Today’s Must-Read: “How Charges of Voter Fraud Became a Political Strategy”

Michael Wines with the absolute must-read in the NYT:

In asserting that the presidential election has been rigged against him and casting accusations of widespread voter fraud, Donald J. Trump has tapped deep into an increasingly prevalent theme of Republican Party politics: that Democrats try to steal elections, not win them.

It is the culmination of roughly two decades of alarms, investigations and political gamesmanship in which remarkably little voter fraud has been documented, but the conviction that it is widespread has gone from a fringe notion to an article of faith for many Republicans.

The Republican focus on voter fraud dates to the late 1990s, when the 1993 National Voter Registration Act — the “motor-voter” law — was put in place. Republicans in particular, but some election administrators as well, began to complain that registering had become too easy and ill supervised to spot ineligible voters.

The stakes for both parties in election rules and who gets to vote became glaringly clear in 2000, when a 537-vote court-challenged victory in Florida’s presidential election sent George W. Bush to the White House.

In the same election, accusations of voter fraud became a volatile issuein Missouri. Republicans claimed that Democrats in St. Louis were trying to steal that state’s Senate election after lawyers for Al Gore’s campaign won a court order keeping the city’s polls open late to accommodate voters who had been wrongly removed from the rolls.

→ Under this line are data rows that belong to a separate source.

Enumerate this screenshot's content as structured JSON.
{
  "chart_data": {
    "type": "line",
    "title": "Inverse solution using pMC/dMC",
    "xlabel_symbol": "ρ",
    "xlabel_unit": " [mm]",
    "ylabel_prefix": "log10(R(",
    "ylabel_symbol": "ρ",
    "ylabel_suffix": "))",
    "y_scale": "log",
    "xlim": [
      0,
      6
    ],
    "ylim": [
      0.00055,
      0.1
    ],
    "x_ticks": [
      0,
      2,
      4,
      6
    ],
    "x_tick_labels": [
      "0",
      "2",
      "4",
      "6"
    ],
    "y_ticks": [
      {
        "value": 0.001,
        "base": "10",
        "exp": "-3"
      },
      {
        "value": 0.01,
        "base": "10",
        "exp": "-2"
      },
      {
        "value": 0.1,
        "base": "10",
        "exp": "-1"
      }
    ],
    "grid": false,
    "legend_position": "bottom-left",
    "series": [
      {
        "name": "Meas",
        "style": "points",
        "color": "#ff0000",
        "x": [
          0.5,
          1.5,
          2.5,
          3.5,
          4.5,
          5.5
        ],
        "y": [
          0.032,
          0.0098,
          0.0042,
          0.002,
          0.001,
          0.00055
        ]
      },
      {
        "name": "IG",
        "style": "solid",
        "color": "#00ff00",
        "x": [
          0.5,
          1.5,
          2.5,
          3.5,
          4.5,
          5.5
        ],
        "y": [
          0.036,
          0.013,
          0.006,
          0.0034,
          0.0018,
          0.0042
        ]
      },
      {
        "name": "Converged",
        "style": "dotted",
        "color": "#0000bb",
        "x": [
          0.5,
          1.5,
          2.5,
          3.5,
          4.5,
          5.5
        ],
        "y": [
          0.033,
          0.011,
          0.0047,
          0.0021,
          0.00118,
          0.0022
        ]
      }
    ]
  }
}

And issues of race, often a subtext in Republican charges of fraud, were accentuated by the election of the nation’s first black president in 2008. Republicans accusations of voter fraud, as in St. Louis, have frequently been directed at minority groups in cities such as Philadelphia and Chicago. The issue now thrives in the hothouse of the internet, where corrections of fact and debunkings rarely catch up with the claims they address.

Mr. Trump’s pronouncement “did not come out of thin air,” Richard L. Hasen, an election law expert and professor at the University of California, Irvine, said in an interview. “It is, in fact, an often-repeated theme by those on the right who have been claiming, especially since 2000, that Democrats are stealing elections with voter fraud.”